En Russie, la littérature pour enfants devient une arme de propagande

En Russie, l’offre culturelle se transforme sous l’effet indirect des lois adoptées par les députés depuis le 24 février 2022. C’est notamment le cas dans le domaine de la littérature jeunesse, où des activistes et des spécialistes des questions culturelles favorables au régime ont appelé à restreindre l’accès des jeunes lecteurs à certains livres, voire à les interdire, visant surtout les ouvrages qui diffuseraient les «valeurs occidentales», comme ceux de J. K. Rowling.

Le 13 décembre 2022, Vladimir Poutine a appelé le gouvernement à adopter des mesures susceptibles de populariser parmi la jeunesse «les héros de l’histoire et du folklore russe conformes aux valeurs traditionnelles». Un objectif immédiatement soutenu par une partie des spécialistes des politiques culturelles.

Il existe en Europe une tradition de régulation de la lecture enfantine par les adultes afin de transmettre à la jeune génération des connaissances et des valeurs communes. Généralement, les États optent pour la voie de la recommandation : ils font élaborer et diffusent des listes d’œuvres dont la lecture est recommandée aux enfants. Mais lorsque la littérature pour enfants devient une arme de propagande, le pouvoir utilise la censure pour restreindre l’accès des lecteurs aux textes qui, de son point de vue, menacent l’idéologie dominante. C’est ce qui se passe aujourd’hui en Russie.

La doctrine patriotique et les livres pour enfants dans la Russie actuelle

Désormais, la politique russe en matière de littérature jeunesse repose principalement sur l’idée que celle-ci doit transmettre des «valeurs spirituelles et morales traditionnelles» qui seraient propres à la Russie. Plusieurs lois fédérales encadrent l’édition jeunesse :

Ce dernier document définit ainsi les «valeurs spirituelles et morales traditionnelles» : «La vie, la dignité, les droits et libertés de l’homme, le patriotisme, le sens civique, le service de la Patrie et la responsabilité envers son destin, de hauts idéaux moraux, une famille solide, un travail créatif, la priorité du spirituel sur le matériel, l’humanisme, la charité, la justice, l’esprit collectif, l’entraide et le respect mutuel, la mémoire historique et la continuité des générations, l’unité des peuples de Russie.»

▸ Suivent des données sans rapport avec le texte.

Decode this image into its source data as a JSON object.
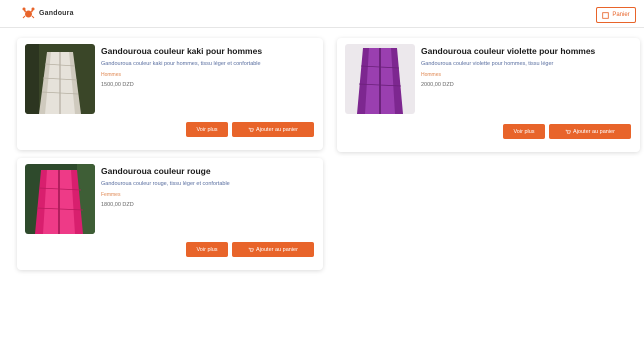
{
  "header": {
    "brand": "Gandoura",
    "logo_icon": "crab-logo-icon",
    "cart_button": "Panier",
    "accent": "#e8642a"
  },
  "products": [
    {
      "title": "Gandouroua couleur kaki pour hommes",
      "description": "Gandouroua couleur kaki pour hommes, tissu léger et confortable",
      "meta": "Hommes",
      "price": "1500,00 DZD",
      "view_label": "Voir plus",
      "cart_label": "Ajouter au panier",
      "thumb_colors": [
        "#2f3a22",
        "#c9c4b8"
      ]
    },
    {
      "title": "Gandouroua couleur violette pour hommes",
      "description": "Gandouroua couleur violette pour hommes, tissu léger",
      "meta": "Hommes",
      "price": "2000,00 DZD",
      "view_label": "Voir plus",
      "cart_label": "Ajouter au panier",
      "thumb_colors": [
        "#e9e4e8",
        "#8a2c9b"
      ]
    },
    {
      "title": "Gandouroua couleur rouge",
      "description": "Gandouroua couleur rouge, tissu léger et confortable",
      "meta": "Femmes",
      "price": "1800,00 DZD",
      "view_label": "Voir plus",
      "cart_label": "Ajouter au panier",
      "thumb_colors": [
        "#2a4a2a",
        "#e02a78"
      ]
    }
  ]
}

Le secrétaire du Conseil de sécurité de la Fédération de Russie, Nikolaï Patrouchev, a déclaré le 30 mai 2022 que l’État devait commander plus de produits culturels susceptibles de «préserver la mémoire historique, susciter la fierté nationale et la formation d’une société civile mature consciente du rôle qu’elle a à jouer dans son développement et sa prospérité».

[Près de 80 000 lecteurs font confiance à la newsletter de The Conversation pour mieux comprendre les grands enjeux du monde. Abonnez-vous aujourd’hui]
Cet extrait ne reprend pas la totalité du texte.